Going Long on Amazon

July 1, 2018 |  By Mishka

Amazon is an ETF in itself

Amazon stock has an hit all-time high which has made it a continual topic of conversation on financial media channels as to whether it is time to buy or sell. My personal opinion is that it’s a definite buy.

The reason is because it’s a diversification play in itself. While a lot of financial institutions would advise one to invest in a tech ETF (exchange traded fund), a lot of those ETFs have the hedge ability to limit your downside, but consequently put a ceiling on your returns. In other words, if you invest in an exchange traded fund, it will diversify you in the tech sector, but simultaneously give you positions that you don’t necessarily want. Diversification is a way for financial institutions to limit risk when overseeing clients’ assets, but in many ways diversification can be the enemy of the high upside returns we crave. I don’t want to mix mayo in my peanut butter and jelly, just like I don’t want to mix Microsoft in with my Netflix and Amazon. I don’t just want my cake, I want my cake and eat it too. With Amazon, you don’t necessarily have to make that compromise because of its diversity in the marketplace.
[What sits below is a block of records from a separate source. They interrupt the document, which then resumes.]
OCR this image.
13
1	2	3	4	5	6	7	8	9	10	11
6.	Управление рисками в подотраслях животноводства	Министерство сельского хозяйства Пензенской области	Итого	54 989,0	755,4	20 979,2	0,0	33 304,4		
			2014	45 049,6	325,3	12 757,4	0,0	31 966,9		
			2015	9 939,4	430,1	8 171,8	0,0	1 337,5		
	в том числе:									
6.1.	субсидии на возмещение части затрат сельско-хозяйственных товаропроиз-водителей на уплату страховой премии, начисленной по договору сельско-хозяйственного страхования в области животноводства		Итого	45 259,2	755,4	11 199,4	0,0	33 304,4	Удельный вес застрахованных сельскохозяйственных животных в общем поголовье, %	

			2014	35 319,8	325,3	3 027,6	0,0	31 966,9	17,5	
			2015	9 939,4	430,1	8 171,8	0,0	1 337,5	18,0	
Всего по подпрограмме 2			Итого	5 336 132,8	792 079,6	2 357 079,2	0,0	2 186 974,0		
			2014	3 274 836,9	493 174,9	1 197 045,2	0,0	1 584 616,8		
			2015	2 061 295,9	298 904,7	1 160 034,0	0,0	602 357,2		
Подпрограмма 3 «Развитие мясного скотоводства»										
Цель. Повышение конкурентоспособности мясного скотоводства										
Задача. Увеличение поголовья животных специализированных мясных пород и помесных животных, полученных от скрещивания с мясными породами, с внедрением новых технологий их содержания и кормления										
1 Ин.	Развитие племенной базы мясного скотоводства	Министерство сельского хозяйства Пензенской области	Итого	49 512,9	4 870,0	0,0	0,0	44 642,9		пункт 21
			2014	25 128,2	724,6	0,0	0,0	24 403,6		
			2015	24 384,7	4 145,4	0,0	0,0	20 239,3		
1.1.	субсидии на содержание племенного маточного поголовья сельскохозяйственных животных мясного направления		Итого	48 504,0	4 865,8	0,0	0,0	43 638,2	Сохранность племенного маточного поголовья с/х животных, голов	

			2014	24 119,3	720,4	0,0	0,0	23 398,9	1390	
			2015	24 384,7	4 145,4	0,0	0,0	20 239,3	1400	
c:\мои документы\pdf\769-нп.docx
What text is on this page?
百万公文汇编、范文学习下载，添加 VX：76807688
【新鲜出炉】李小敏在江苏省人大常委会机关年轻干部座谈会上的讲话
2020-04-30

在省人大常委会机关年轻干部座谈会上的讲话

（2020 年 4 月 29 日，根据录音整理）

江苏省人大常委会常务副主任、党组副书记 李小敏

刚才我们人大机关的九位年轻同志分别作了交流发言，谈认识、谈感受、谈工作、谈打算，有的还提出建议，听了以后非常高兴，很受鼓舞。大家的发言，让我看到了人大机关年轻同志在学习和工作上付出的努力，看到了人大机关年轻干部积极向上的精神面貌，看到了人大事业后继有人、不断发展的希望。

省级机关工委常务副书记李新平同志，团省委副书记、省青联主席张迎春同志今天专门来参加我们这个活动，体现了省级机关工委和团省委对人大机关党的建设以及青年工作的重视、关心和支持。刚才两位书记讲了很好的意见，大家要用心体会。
Of course they are an E-commerce giant, and yes they bought Whole Foods- but the firm is really much more than that. A division that is firmly overlooked in the market is AWS (Amazon Web Services). AWS is extremely important because it controls 42% of the total cloud computing marketplace.

I can’t give names, but I do know firms that have Microsoft funding (and Microsoft has an extensive cloud network) and still insist on hosting their sites on Amazon cloud servers. Why is this?

Amazon is unique in the sense that they get tremendous amounts of traffic during the holiday season. As a result, they have to gear up each year in the fall and stack servers upon servers to handle the uptick in traffic. So while companies such as Google may get more traffic year-round, Amazon gets more in a short, quantified season. They need a tremendous amount of storage room to accommodate all of the extra customers during the holidays, but this also presents a unique opportunity.

While Google or Facebook only buy the server space they need (as per logic), Amazon needs more room for only a small portion of the year. As a result, they have all this extra server space which can be applied to the cloud. After the holiday season, it becomes useless to them, and they can sell this infrastructure at a steep discount. This is why AWS dominates the cloud world, because they can offer more streamlined and efficient cloud-based storage at a tremendous discount to the field. It is truly amazing that Amazon essentially owns almost half the cloud, and the average investor doesn’t even know it!

But this is only a microcosm of the totality that is Amazon. From purchasing Whole Foods to their core business to Amazon Web Services, they are the true manifestation of multifariousness. And for that reason as an investor in their stock, the upside potential is tremendous and on the downside, if an apocalyptic situation happens, they are diverse enough to endure blows.

Wise investors will say there is no such thing as tremendous upside without exponential risk. I don’t know if I’ve been spoon-fed media that has fried my brain, but I can’t really see a downside from this mountain of cash I’m sitting on!